Maersk, like other shippers, has been diverting some vessels on a longer route around Africa, and some analysts had expected longer journey times and higher freight rates would outweigh a big increase in new container ships joining the market.

However, Maersk CEO Vincent Clerc told reporters in Copenhagen that the Red Sea crisis did not match the scale of the bottlenecks caused by the pandemic, which boosted shippers’ profits, and that Maersk did not expect a major impact.

Instead, the company said it expected “significant oversupply challenges” in container shipping to materialise fully during 2024, and be felt in 2025 and possibly into 2026.

The pandemic boost to shipping profits in 2022 resulted in a wave of new vessel orders.

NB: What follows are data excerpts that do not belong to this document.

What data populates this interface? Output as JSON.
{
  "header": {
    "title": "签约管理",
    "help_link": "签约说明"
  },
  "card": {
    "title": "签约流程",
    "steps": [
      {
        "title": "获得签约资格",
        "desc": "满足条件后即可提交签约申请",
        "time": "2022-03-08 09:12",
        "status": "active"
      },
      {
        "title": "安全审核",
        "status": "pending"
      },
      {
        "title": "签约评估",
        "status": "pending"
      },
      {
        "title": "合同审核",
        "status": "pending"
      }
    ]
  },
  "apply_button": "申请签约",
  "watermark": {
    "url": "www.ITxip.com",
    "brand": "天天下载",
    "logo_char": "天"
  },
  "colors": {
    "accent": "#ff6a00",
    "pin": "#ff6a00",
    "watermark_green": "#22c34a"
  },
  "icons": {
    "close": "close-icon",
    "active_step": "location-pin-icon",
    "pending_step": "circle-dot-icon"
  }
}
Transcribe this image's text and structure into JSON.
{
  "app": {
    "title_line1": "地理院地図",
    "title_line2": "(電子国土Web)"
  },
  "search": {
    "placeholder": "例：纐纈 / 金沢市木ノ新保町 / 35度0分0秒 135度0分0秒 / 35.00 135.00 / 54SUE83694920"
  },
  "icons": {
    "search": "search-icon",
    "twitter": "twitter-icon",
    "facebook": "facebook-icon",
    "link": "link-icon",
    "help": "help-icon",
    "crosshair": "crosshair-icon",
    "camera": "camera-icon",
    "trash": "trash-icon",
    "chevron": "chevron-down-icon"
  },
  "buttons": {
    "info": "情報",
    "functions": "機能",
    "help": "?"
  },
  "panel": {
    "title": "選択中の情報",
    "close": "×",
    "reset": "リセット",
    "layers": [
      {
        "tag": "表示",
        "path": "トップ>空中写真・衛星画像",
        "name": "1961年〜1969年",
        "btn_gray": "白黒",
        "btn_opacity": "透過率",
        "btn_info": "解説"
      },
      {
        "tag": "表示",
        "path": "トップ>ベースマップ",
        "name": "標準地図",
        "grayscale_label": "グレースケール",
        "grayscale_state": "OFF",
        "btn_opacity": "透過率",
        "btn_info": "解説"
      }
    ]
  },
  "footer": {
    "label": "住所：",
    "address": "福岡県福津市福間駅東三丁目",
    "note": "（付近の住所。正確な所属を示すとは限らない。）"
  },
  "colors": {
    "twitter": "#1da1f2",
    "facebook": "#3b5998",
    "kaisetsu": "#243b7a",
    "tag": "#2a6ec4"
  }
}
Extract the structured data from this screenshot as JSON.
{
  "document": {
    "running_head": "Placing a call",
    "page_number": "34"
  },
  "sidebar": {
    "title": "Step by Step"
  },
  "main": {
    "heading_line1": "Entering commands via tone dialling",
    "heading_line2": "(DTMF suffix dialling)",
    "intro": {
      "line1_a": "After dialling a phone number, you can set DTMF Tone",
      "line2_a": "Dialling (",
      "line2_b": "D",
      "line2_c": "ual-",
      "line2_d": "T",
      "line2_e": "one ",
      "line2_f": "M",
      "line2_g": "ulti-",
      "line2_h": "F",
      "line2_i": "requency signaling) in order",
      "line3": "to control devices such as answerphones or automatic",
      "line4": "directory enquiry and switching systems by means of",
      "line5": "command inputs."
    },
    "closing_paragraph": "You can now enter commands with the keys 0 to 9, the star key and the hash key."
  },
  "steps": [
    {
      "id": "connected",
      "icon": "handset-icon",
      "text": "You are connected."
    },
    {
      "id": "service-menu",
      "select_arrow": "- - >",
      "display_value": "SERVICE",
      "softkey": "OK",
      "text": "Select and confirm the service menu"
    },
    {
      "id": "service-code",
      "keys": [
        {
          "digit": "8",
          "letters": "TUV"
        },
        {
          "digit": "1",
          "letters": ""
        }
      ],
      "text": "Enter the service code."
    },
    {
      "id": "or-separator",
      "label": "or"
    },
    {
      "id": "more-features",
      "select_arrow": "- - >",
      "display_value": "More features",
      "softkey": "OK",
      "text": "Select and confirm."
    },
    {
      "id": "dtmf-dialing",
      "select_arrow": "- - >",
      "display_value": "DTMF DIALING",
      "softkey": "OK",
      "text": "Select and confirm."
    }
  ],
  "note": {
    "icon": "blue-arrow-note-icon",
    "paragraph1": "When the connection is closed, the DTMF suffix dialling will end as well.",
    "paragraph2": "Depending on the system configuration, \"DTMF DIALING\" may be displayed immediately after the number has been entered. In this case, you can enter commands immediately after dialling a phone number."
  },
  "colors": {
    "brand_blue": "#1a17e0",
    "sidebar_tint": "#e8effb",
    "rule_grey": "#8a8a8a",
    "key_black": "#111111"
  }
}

“The outlook for 2024 appears even more challenging than 2023 in the Ocean division, as oversupply of vessels peaks and Maersk’s contract exposure provides them limited benefit from spot rate increases following Red Sea diversions,” Barclays analysts said in a research note.

Maersk’s shares were down 14% at 1018 GMT, while those of rival Hapag-Lloyd fell around 8%.

Maersk, viewed as a barometer of world trade, said it expected underlying earnings before interest, tax, depreciation and amortisation (EBITDA) of between $1 billion and $6 billion this year, compared with the $9.6 billion achieved last year.

“High uncertainty remains around the duration and degree of the Red Sea disruption with the duration from one quarter to full year reflected in the guidance range,” it said in a statement.

Analysts in an LSEG poll are on average forecasting Maersk to post EBITDA of $6.6 billion this year.

Maersk said EBITDA dropped to $839 million in the fourth quarter from $6.54 billion a year earlier, lagging analysts’ expectations of $1.13 billion.

Sydbank analyst Mikkel Emil Jensen called the financial report “weak” and said the company’s guidance indicated a net loss for 2024.

The company also suspended its share buyback programme and said it would review the decision once market conditions in ocean container shipping had settled.